Another sound came to both now, the pounding of horses’ hoofs, borne over the roof from the street—the rumble of heavy coach wheels. It ceased all at once, and lights sprang into windows across the shrubbery.

She came to her feet as Tita hurried toward them. “It is the signore,” warned the gondolier.

Dio mio!” she whispered. “Go—go quickly!”

He caught her hands. “If only I could help you, serve you!”

“You can,” she said hurriedly. “I have a letter on which much depends—for the Contessa Albrizzi at Venice. I cannot trust a messenger.”

“It shall start to-night.”

“It is in my room. I will send it after you by Tita. Ah—hasten!”

He bent and touched his lips to a curl that had blown like litten gold against her shoulder. Her eyes met his an instant in fluttering, happy confusion. Then, as he followed Tita quickly to the gate, she turned and ran toward the house.

She had not seen a man, crouched in the shadow of a hedge, who had hurried within doors to greet the master of the casa so unexpectedly returned. She did not see the rage that colored her husband’s shrunken cheeks in his chamber as Paolo, his Corsican secretary, imparted to him two pieces of information: the presence of the stranger in the garden and the arrival that afternoon at the osteria of him Venice called “the wicked milord.”

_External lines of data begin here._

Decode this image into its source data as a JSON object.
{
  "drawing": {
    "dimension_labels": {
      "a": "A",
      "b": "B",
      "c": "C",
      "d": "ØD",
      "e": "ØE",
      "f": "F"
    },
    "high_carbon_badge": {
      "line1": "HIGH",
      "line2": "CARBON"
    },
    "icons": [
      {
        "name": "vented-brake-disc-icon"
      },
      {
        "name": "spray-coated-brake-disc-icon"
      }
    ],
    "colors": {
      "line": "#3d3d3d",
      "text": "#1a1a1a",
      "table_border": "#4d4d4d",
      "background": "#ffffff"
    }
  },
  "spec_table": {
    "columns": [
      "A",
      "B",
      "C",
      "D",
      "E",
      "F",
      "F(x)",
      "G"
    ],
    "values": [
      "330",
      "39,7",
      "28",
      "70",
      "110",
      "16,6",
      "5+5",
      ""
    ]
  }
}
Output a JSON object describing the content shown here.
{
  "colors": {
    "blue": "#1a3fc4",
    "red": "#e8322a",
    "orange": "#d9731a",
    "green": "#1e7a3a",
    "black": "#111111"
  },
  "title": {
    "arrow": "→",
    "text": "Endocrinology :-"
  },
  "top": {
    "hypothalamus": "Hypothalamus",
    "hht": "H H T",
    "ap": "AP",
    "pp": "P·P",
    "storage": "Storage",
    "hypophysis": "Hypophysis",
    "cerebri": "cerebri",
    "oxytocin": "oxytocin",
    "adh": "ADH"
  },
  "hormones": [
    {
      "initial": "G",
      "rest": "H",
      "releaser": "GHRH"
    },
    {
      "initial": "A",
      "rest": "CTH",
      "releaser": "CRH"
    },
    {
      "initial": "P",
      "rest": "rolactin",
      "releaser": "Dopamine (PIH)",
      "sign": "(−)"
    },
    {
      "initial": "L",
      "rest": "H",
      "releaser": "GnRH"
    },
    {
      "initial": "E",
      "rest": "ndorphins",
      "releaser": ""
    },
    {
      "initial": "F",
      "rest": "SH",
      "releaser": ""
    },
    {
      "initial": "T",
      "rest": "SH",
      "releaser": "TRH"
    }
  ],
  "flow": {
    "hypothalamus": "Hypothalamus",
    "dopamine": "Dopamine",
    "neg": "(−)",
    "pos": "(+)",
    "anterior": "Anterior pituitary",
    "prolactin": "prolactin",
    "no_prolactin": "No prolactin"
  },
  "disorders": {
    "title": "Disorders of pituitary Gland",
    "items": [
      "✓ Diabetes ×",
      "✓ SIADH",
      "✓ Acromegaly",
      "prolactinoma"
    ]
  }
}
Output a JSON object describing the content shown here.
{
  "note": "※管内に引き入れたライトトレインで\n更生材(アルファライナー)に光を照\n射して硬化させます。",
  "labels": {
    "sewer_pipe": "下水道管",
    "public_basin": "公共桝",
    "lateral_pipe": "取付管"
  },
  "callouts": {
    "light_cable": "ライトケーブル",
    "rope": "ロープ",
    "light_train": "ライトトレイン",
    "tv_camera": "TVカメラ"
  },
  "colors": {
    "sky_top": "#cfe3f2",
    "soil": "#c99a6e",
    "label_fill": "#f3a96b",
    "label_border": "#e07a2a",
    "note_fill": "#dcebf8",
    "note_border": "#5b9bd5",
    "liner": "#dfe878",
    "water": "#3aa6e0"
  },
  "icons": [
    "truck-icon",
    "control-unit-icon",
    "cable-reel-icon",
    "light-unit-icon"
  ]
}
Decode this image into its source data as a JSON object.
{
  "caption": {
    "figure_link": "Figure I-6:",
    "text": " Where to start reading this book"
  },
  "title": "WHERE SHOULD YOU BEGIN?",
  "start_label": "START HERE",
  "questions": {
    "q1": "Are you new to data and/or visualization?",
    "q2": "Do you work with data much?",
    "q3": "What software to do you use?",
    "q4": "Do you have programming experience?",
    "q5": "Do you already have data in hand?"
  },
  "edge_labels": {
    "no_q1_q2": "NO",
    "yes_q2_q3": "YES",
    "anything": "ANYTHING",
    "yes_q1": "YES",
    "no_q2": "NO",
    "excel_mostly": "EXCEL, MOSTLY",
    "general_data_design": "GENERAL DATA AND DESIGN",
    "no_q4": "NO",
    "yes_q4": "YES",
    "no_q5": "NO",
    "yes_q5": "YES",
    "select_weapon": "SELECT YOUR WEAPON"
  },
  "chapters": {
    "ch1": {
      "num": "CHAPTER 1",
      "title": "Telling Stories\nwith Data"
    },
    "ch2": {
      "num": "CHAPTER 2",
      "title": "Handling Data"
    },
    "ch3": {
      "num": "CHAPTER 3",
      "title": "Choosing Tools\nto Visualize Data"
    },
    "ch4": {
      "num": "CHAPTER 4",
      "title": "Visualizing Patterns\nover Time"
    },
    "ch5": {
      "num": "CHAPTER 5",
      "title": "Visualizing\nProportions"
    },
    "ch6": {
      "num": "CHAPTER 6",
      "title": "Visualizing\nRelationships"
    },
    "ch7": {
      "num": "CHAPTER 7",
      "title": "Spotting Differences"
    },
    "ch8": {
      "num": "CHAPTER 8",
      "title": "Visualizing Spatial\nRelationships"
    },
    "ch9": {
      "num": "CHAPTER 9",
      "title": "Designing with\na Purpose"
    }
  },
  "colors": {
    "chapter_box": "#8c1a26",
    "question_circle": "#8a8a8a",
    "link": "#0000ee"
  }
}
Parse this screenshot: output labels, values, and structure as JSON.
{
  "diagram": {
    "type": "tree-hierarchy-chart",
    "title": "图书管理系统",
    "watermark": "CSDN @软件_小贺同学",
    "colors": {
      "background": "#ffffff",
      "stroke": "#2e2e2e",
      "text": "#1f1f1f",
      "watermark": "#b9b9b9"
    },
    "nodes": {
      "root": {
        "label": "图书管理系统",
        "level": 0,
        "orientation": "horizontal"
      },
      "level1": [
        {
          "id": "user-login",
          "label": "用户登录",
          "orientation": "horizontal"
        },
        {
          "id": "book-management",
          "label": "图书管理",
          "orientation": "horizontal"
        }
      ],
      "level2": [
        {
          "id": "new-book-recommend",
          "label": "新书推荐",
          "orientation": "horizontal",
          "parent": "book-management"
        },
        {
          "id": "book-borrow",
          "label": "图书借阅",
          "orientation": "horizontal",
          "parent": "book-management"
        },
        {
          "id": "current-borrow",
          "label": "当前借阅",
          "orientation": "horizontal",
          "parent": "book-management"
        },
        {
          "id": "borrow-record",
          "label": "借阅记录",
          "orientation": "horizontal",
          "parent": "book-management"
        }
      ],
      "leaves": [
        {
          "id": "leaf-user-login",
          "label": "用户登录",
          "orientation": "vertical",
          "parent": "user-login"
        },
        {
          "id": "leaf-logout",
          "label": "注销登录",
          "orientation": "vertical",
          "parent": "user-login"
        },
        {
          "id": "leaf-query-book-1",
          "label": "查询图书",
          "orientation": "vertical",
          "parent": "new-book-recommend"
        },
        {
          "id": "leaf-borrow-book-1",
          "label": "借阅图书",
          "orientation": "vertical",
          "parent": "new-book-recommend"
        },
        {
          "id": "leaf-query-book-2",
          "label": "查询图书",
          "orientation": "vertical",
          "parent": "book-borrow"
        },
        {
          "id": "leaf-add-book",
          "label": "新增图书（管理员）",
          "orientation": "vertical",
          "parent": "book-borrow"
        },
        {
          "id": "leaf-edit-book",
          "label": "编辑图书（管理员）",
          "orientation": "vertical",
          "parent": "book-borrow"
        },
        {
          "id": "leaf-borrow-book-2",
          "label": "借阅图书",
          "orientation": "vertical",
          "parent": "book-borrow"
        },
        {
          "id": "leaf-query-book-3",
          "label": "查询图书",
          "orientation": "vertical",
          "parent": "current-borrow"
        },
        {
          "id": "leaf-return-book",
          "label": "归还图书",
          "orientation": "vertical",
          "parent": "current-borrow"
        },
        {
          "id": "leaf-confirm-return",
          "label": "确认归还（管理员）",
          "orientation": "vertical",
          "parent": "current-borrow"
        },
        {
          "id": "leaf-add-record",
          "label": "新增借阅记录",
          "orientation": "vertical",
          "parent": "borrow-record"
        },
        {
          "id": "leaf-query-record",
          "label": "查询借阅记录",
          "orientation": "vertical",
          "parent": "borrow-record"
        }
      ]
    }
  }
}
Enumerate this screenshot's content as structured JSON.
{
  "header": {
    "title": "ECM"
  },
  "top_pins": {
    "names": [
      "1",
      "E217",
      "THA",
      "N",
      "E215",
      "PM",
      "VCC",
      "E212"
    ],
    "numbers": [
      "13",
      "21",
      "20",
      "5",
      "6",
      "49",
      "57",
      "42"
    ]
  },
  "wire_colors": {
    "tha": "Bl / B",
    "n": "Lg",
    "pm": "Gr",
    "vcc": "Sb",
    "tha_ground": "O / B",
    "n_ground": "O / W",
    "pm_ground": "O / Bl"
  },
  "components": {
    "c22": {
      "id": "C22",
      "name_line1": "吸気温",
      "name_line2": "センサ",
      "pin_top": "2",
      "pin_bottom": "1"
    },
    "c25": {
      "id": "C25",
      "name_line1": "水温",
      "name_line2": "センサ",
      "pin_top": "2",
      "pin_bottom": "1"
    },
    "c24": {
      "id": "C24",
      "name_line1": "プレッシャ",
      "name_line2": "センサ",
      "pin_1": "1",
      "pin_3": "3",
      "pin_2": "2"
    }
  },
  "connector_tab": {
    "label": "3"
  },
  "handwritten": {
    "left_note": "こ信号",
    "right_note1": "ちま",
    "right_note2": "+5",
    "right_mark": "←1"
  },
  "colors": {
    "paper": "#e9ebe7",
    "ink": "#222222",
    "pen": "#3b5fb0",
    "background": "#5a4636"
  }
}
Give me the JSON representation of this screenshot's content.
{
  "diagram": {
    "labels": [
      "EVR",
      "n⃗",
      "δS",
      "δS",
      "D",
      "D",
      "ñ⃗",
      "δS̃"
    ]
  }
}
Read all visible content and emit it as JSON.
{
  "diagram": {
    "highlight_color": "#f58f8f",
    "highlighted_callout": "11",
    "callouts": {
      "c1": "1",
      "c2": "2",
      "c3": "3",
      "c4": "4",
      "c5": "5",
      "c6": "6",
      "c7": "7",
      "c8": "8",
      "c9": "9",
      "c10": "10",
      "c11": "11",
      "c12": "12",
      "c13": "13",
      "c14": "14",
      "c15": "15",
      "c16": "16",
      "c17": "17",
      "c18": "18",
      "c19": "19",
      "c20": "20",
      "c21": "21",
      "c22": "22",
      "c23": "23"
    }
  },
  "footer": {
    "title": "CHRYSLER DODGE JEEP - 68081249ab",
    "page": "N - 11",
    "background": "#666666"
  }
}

The old count pondered, with shaking fingers. He hated the Englishman of Venice; hated him for robbing him of the youth and beauty he had gloated over, for the arrow to his pride—with a hatred that had settled deeper each day, fanatical and demented. The story of the garden trespasser inspired now an unholy craving for reprisal, unformed and but half conceived. He summoned his secretary.